(Corrects to change "competition rules" to "consumer rules" in
headline and first paragraph, corrects first date in paragraph
two to May 2015 from May 2014)
LONDON, Sept 20 European pay-TV group Sky
may have violated consumer rules by making it too
difficult for customers to cancel or switch providers, Britain's
communications regulator said on Tuesday, potentially putting
the broadcaster in line for a major fine.
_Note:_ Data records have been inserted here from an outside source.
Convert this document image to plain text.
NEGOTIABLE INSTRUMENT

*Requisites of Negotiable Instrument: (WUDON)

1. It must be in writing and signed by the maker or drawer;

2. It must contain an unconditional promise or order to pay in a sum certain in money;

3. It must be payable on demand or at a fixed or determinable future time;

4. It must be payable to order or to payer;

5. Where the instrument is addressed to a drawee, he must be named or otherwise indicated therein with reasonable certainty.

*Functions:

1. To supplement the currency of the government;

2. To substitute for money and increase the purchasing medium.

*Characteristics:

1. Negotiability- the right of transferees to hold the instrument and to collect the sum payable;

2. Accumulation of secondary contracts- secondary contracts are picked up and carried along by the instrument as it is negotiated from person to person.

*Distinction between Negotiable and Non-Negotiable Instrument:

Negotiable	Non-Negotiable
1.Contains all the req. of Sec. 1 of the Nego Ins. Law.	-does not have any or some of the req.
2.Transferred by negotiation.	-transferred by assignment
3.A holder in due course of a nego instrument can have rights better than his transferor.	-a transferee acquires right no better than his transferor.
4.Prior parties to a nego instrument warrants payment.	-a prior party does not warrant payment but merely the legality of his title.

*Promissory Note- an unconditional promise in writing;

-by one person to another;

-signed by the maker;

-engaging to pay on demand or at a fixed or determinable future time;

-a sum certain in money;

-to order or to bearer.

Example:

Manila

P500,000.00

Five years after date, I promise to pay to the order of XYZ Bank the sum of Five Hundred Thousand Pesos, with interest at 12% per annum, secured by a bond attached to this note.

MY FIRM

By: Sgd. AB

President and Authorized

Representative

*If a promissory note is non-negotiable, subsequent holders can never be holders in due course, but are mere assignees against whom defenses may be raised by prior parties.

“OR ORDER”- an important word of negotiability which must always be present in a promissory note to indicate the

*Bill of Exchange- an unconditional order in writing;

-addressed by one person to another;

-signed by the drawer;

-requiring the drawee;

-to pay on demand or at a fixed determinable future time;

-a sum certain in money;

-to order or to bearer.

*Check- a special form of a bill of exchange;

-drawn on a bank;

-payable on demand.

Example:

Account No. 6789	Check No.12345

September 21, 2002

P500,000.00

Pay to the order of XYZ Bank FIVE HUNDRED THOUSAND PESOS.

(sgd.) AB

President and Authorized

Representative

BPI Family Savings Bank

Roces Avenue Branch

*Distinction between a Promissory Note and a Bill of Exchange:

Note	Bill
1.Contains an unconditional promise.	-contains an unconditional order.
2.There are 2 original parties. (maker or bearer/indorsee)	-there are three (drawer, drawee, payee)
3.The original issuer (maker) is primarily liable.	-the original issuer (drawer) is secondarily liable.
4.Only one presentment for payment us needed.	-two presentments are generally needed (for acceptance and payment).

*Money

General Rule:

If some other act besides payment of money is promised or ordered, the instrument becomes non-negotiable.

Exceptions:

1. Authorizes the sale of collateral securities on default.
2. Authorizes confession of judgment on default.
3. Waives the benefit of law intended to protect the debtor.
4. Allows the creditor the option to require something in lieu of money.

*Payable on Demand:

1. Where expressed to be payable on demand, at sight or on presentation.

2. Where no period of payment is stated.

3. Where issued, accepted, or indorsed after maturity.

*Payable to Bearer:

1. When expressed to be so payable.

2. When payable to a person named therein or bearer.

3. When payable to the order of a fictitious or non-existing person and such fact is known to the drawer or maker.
Ofcom said there were "reasonable grounds" to believe Sky
broke the rules between May 2015 and July 2015 on its landline
and broadband services, where the company is fighting with
rivals TalkTalk, Virgin Media and market
leader BT for subscribers.
In a sign of the fierce competition within the sector, Ofcom
has fined mobile operator EE 1 million pounds ($1.3 million) for
failing to handle customer complaints properly and has locked
horns with Vodafone over its methods for handling
Sky, which according to Ofcom is Britain's second-largest
broadband provider with 24 percent market share, could face a
fine of up to 10 percent of its turnover in the affected
services over the period under investigation.
Sky, 39-percent owned by Rupert Murdoch's Twenty-First
Century Fox, said it was "very disappointed" by the
decision and would review the findings before responding.
"We are incredibly proud to have the highest customer
satisfaction levels in the industry, as ranked in the last Ofcom
customer service report," a spokesman said.
"We have worked with Ofcom openly and constructively
throughout their investigation so are very disappointed with
this provisional decision."
Sky has a month to make a written response.
Ofcom also said it would not take any action in a separate
probe into whether Sky broke competition rules on terminating
contracts within a two-week cooling-off period given to clients
after they sign up.
Both investigations were opened last year after customers
complained to Ofcom.
Known for splashing out billions of pounds on broadcast
rights to big-league sports, Sky has 22 million paying customers
in Britain, Ireland, Germany, Austria and Italy.